Les valeurs qui avaient bénéficié de la pandémie de coronavirus viennent juste d’être liquidées à grande échelle en bourse au profit des titres qui avaient été les plus touchés. Les acteurs de la bourse se positionnent en quelque sorte en prévision du retournement conjoncturel. En optant pour la structure sectorielle éprouvée, ils misent sur le comeback du normal quantitatif, le retour de la performance économique aux niveaux quantitatifs d’avant la crise, puis sur une croissance quantitative. Ils font ainsi ce qu’ils font toujours lorsque l’horizon économique s’éclaircit - business as usual. Nous nous réjouissons également du retour imminent à la normalité, mais est-il pour autant synonyme de business as usual? Il faut espérer que non, car le ralentissement de notre existence avait aussi ses bons côtés, comme on peut le lire et l’entendre un peu partout.
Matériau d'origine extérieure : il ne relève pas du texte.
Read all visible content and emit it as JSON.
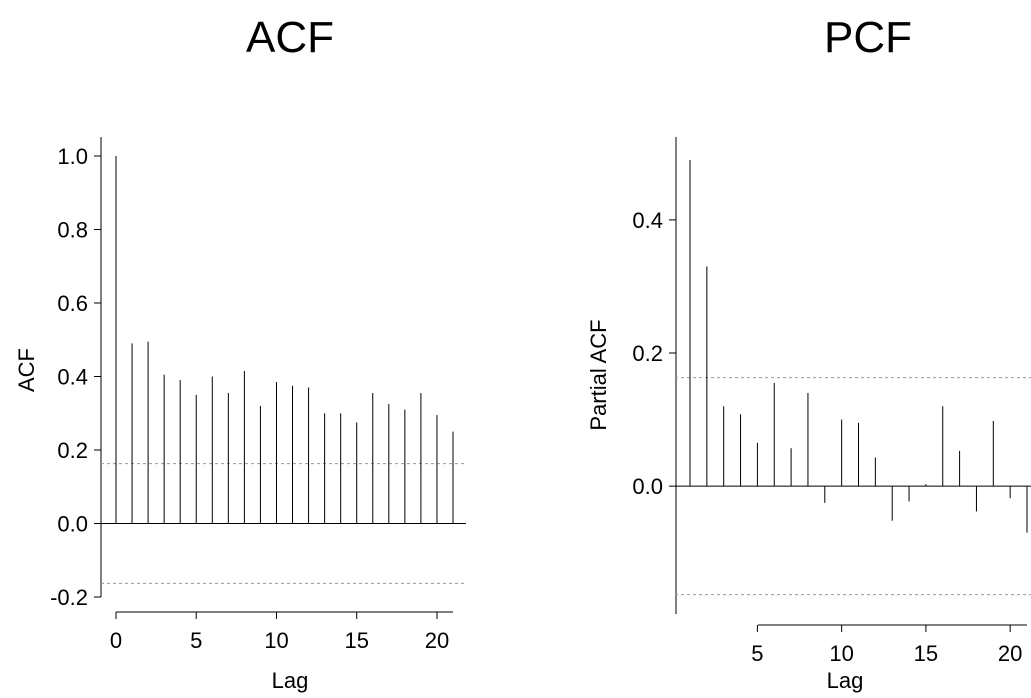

Les gens ont découvert avec ravissement des lieux et des choses souvent modestes à deux pas de chez eux, qu’ils avaient toujours ignorés avant le coronavirus. Pour l’économie, ce ne serait certes pas une bonne chose que nos besoins muselés ne retrouvent pas leur niveau antérieur à la crise. Mais que représente vraiment l’économie? Nous en sommes en effet une composante essentielle et au cas où nous déciderions de conserver un peu de ce ralentissement, il pourrait littéralement enrichir notre existence, au plan qualitatif et non quantitatif évidemment. Et l’économie le supporterait, la nôtre de toute façon.